Maybe there's an element of desensitisation to the daily grimness. Death has become a way of life. Fresh cases are now stale news. There's an outbreak at Newcastle? So what? Get in line. There are hundreds of English outbreaks to choose from.
As a consequence, anyone with a vested interest in the EPL continues to focus on Liverpool rookies, head injuries and VAR in the vague hope that the Newcastle postponement might drift away from the conversation.
But the statistics suggest that the Aston Villa-Newcastle cancellation will not be the last.
Another 648 Covid sufferers died in the UK yesterday. There's a risk of sleepwalking towards a Christmas crisis.
Magpies manager Steve Bruce deserves credit for flagging his concerns for almost a week now, hinting strongly that he was uncomfortable with both the fixture going ahead and the infections spreading through his squad.
According to EPL protocols, a game can be cancelled if coronavirus infections have left a team with fewer than 15 available players.
Bruce probably had enough to send out a patched-up XI, but the protocols are focusing on the wrong end of the telescope.

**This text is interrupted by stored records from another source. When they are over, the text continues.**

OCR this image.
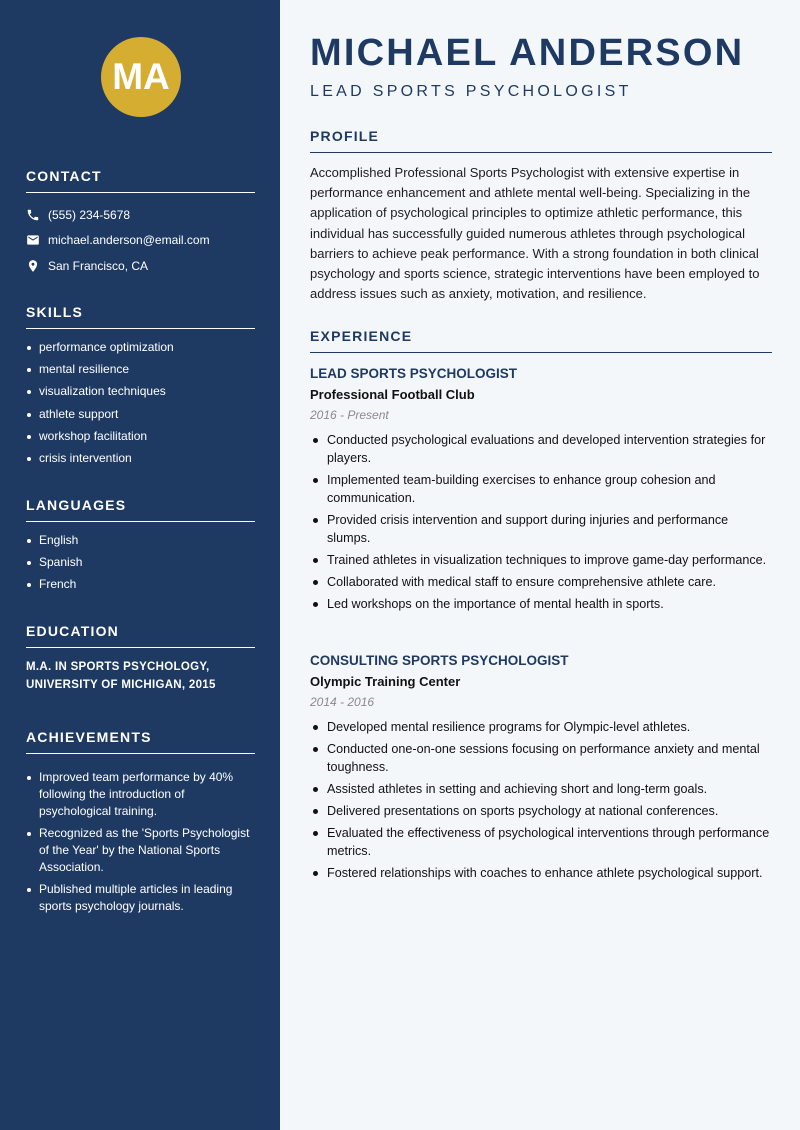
MA
CONTACT
(555) 234-5678
michael.anderson@email.com
San Francisco, CA
SKILLS
performance optimization
mental resilience
visualization techniques
athlete support
workshop facilitation
crisis intervention
LANGUAGES
English
Spanish
French
EDUCATION
M.A. IN SPORTS PSYCHOLOGY,
UNIVERSITY OF MICHIGAN, 2015
ACHIEVEMENTS
Improved team performance by 40% following the introduction of psychological training.
Recognized as the 'Sports Psychologist of the Year' by the National Sports Association.
Published multiple articles in leading sports psychology journals.
MICHAEL ANDERSON
LEAD SPORTS PSYCHOLOGIST
PROFILE

Accomplished Professional Sports Psychologist with extensive expertise in performance enhancement and athlete mental well-being. Specializing in the application of psychological principles to optimize athletic performance, this individual has successfully guided numerous athletes through psychological barriers to achieve peak performance. With a strong foundation in both clinical psychology and sports science, strategic interventions have been employed to address issues such as anxiety, motivation, and resilience.

EXPERIENCE
LEAD SPORTS PSYCHOLOGIST
Professional Football Club
2016 - Present
Conducted psychological evaluations and developed intervention strategies for players.
Implemented team-building exercises to enhance group cohesion and communication.
Provided crisis intervention and support during injuries and performance slumps.
Trained athletes in visualization techniques to improve game-day performance.
Collaborated with medical staff to ensure comprehensive athlete care.
Led workshops on the importance of mental health in sports.
CONSULTING SPORTS PSYCHOLOGIST
Olympic Training Center
2014 - 2016
Developed mental resilience programs for Olympic-level athletes.
Conducted one-on-one sessions focusing on performance anxiety and mental toughness.
Assisted athletes in setting and achieving short and long-term goals.
Delivered presentations on sports psychology at national conferences.
Evaluated the effectiveness of psychological interventions through performance metrics.
Fostered relationships with coaches to enhance athlete psychological support.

Surely, the emphasis should be on the players with Covid-19, rather than the players without. Pinpointing outbreaks and isolating victims are more pressing issues than fulfilling obligations to TV schedules.
The Magpies are still refusing to name the individuals with Covid-19, a perplexing decision to say the least. Cases are identified not to name and shame but to track and trace.
Any efforts to downplay or brush aside the first postponement of an EPL match since Project Restart can only be counterproductive.
The stricken Magpies are not a one-off, but a warning. English football would be wise not to ignore it.